Sur le terrain, Jabhat Annousra débute en Syrie avec les moyens de l’Etat islamique en Iraq. La nouvelle organisation devait tout à l’EII. Les premiers combattants, les premières armes et les premiers réseaux qui permirent l’ancrage de Jabhat Annousra appartiennent à l’EII. Cet état de fait dictera à Abou Bakr Al Baghdadi une autre manière de voir la situation. Pourquoi rester sous l’enseigne d’Al Qaeda si celle-ci ne fournit aucune logistique ? Quelle valeur ajoutée procure Al Qaeda au djihad en Iraq et en Syrie ? Et à défaut de cette valeur ajoutée, pourquoi lui obéir ?

De plus, le djihad en Syrie comme en Iraq se dirige avant tout contre les chiites, qui détiennent les pouvoirs, marginalisent et maltraitent les populations sunnites. Cette lutte n’est pas le premier souci d’Al Qaeda qui a toujours cherché à ménager le pouvoir des ayatollahs en Iran.
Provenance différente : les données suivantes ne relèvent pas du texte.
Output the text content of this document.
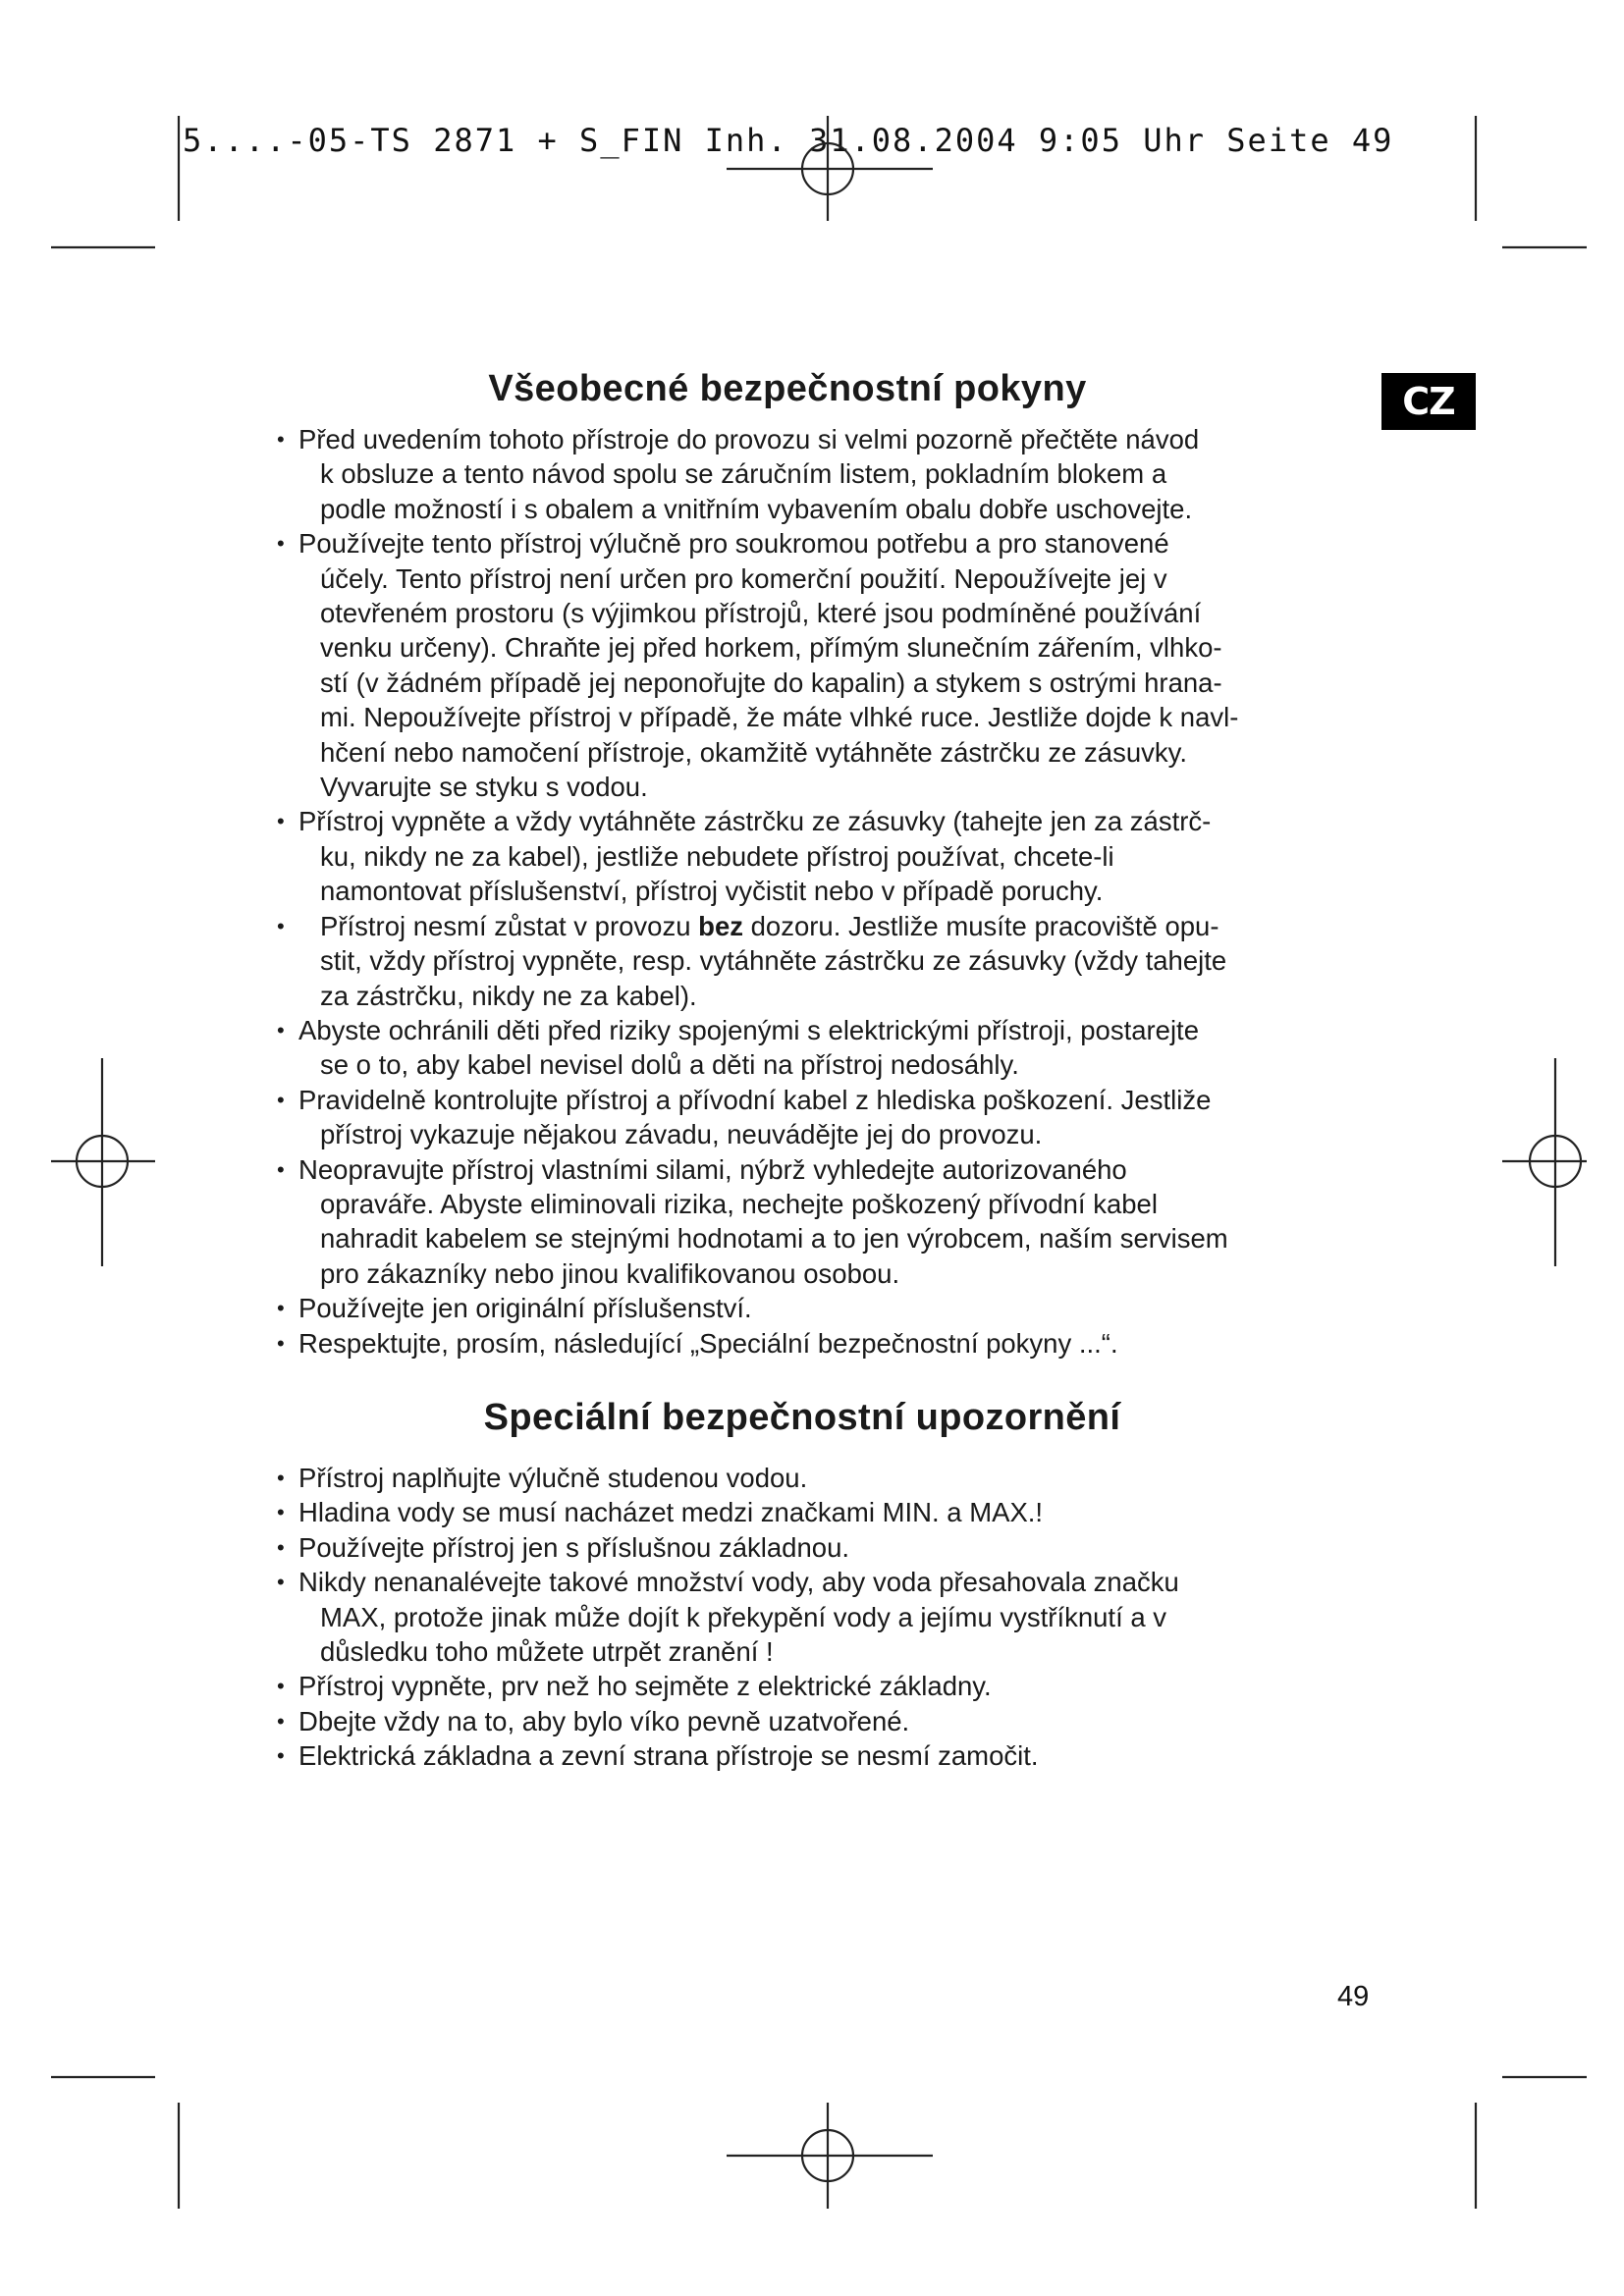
5....-05-TS 2871 + S_FIN Inh. 31.08.2004 9:05 Uhr Seite 49
CZ
Všeobecné bezpečnostní pokyny
• Před uvedením tohoto přístroje do provozu si velmi pozorně přečtěte návod
k obsluze a tento návod spolu se záručním listem, pokladním blokem a
podle možností i s obalem a vnitřním vybavením obalu dobře uschovejte.
• Používejte tento přístroj výlučně pro soukromou potřebu a pro stanovené
účely. Tento přístroj není určen pro komerční použití. Nepoužívejte jej v
otevřeném prostoru (s výjimkou přístrojů, které jsou podmíněné používání
venku určeny). Chraňte jej před horkem, přímým slunečním zářením, vlhko-
stí (v žádném případě jej neponořujte do kapalin) a stykem s ostrými hrana-
mi. Nepoužívejte přístroj v případě, že máte vlhké ruce. Jestliže dojde k navl-
hčení nebo namočení přístroje, okamžitě vytáhněte zástrčku ze zásuvky.
Vyvarujte se styku s vodou.
• Přístroj vypněte a vždy vytáhněte zástrčku ze zásuvky (tahejte jen za zástrč-
ku, nikdy ne za kabel), jestliže nebudete přístroj používat, chcete-li
namontovat příslušenství, přístroj vyčistit nebo v případě poruchy.
• Přístroj nesmí zůstat v provozu bez dozoru. Jestliže musíte pracoviště opu-
stit, vždy přístroj vypněte, resp. vytáhněte zástrčku ze zásuvky (vždy tahejte
za zástrčku, nikdy ne za kabel).
• Abyste ochránili děti před riziky spojenými s elektrickými přístroji, postarejte
se o to, aby kabel nevisel dolů a děti na přístroj nedosáhly.
• Pravidelně kontrolujte přístroj a přívodní kabel z hlediska poškození. Jestliže
přístroj vykazuje nějakou závadu, neuvádějte jej do provozu.
• Neopravujte přístroj vlastními silami, nýbrž vyhledejte autorizovaného
opraváře. Abyste eliminovali rizika, nechejte poškozený přívodní kabel
nahradit kabelem se stejnými hodnotami a to jen výrobcem, naším servisem
pro zákazníky nebo jinou kvalifikovanou osobou.
• Používejte jen originální příslušenství.
• Respektujte, prosím, následující „Speciální bezpečnostní pokyny ...“.
Speciální bezpečnostní upozornění
• Přístroj naplňujte výlučně studenou vodou.
• Hladina vody se musí nacházet medzi značkami MIN. a MAX.!
• Používejte přístroj jen s příslušnou základnou.
• Nikdy nenanalévejte takové množství vody, aby voda přesahovala značku
MAX, protože jinak může dojít k překypění vody a jejímu vystříknutí a v
důsledku toho můžete utrpět zranění !
• Přístroj vypněte, prv než ho sejměte z elektrické základny.
• Dbejte vždy na to, aby bylo víko pevně uzatvořené.
• Elektrická základna a zevní strana přístroje se nesmí zamočit.
49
S’appuyant sur ces données, Al Baghdadi renomme « l’Etat Islamique en Iraq ». Il s’appellera, dès 2013, « l’Etat Islamique en Iraq et au Levant » (EIIL). Pour Al Baghdadi, Jabhat Annousra fait désormais partie intégrante du nouvel Etat. La décision est diffusée le 8 avril 2013.
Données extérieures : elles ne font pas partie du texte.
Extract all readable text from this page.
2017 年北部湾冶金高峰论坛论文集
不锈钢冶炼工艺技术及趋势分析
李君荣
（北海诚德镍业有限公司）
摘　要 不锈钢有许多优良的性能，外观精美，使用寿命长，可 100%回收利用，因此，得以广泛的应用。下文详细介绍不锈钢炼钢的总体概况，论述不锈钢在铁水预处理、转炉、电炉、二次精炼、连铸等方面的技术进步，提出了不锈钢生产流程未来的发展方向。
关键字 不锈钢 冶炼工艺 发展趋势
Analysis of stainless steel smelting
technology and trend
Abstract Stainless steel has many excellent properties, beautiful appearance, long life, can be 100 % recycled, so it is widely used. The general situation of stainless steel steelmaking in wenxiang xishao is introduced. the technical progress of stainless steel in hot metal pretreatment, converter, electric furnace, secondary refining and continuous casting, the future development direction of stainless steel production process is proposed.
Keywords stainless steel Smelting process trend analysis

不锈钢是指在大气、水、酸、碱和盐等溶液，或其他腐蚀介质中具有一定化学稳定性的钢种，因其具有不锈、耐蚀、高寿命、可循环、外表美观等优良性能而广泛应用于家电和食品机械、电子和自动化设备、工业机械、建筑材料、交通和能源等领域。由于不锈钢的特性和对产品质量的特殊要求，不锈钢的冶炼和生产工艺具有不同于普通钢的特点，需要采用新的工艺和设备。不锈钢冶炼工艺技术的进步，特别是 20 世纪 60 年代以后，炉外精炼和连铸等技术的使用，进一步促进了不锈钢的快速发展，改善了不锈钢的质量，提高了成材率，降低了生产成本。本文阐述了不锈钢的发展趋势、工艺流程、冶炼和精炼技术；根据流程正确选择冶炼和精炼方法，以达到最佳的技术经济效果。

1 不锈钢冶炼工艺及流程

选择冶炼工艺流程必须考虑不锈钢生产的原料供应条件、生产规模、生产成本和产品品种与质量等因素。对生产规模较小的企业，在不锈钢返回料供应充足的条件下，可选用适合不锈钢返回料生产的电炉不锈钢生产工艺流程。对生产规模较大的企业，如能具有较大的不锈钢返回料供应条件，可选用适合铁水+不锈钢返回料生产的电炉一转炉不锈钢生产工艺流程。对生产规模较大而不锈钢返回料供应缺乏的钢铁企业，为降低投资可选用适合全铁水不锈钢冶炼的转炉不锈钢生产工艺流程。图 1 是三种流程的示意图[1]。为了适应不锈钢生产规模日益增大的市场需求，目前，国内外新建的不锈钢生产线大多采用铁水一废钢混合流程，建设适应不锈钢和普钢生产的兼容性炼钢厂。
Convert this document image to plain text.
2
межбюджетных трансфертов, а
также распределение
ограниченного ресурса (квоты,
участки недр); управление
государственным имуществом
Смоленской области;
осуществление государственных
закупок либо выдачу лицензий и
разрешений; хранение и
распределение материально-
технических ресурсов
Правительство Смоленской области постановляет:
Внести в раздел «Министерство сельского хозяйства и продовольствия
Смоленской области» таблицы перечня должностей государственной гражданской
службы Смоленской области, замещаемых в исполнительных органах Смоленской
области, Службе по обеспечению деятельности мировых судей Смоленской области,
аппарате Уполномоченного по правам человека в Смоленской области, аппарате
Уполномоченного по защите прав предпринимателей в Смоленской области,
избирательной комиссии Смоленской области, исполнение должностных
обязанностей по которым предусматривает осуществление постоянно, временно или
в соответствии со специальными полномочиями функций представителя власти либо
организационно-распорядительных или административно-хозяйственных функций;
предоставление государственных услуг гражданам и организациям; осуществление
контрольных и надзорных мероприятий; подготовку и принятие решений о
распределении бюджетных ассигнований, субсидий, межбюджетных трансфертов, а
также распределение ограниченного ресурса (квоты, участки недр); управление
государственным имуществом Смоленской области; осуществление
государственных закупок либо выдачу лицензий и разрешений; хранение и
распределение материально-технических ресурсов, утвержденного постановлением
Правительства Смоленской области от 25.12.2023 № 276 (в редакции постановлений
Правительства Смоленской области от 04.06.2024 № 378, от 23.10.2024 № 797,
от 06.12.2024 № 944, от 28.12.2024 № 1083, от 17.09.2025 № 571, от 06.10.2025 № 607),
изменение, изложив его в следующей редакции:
3. Rupture consommée entre Al Qaeda et l’EIIL, l’auto proclamation de l’Etat islamique

Rupture consommée entre Al Qaeda et l’EIIL

Al Joulani refuse sa subordination à Al Baghdadi et en fait part à Al Zawahiri auquel il prête publiquement allégeance. Al Zawahiri enjoint aux deux protagonistes de s'en reporter à lui pour régler le litige. Devant l’indifférence d’Al Baghdadi, il adresse, le 23 mai, un nouveau courrier dans lequel il déclare qu'après avoir consulté la choura du mouvement, il a été décidé de dissoudre l'EIIL qui doit désormais limiter ses opérations à l'Irak (et donc redevenir l'EII).

Al Baghdadi répond en attaquant des positions tenues par Annousra, faisant fi des instructions et décisions d’Al Qaeda. Ayman Al Zawahiri essaye alors de régler la question de manière amicale. Il dépêche auprès d’Al Baghdadi un émissaire, Abou Khalid Al Souri, pour tenter de convaincre Al Baghdadi de dissoudre son Etat islamique en Iraq et au Levant. Non seulement l’émissaire échoue dans sa mission, mais il est tué par les combattants d’Al Baghdadi.

Cette fois la rupture est consommée entre Al Qaeda et le courant djihadiste iraquien.

- Proclamation de l’Etat Islamique. La volonté d’une résurgence en rupture

Suite à un communiqué d'Al-Qaida affirmant que l'EIIL n'a plus aucun lien organisationnel avec Al Qaeda. Al Baghdadi annonce par le communiqué du 29 juin 2014 la création simultanée de l’Etat Islamique et du Califat.

Est-ce un simple changement de nomination ? Où s’agit-il d’une nouvelle structure ? La proclamation répondait à trois soucis : la limitation à l’Iraq et la Syrie ne cadrait pas avec l’annonce du Califat. Al Baghdadi voulait ravir le leadership du Djihad mondial à Al Qaeda et instaurer le principe de la territorialisation. En s’autoproclamant « Etat », Daech pouvait faire appel directement aux étrangers sans passer par Al Qaeda. Daech peut même se faire valoir du califat pour appeler les adeptes d’Al-Qaeda de lui prêter allégeance.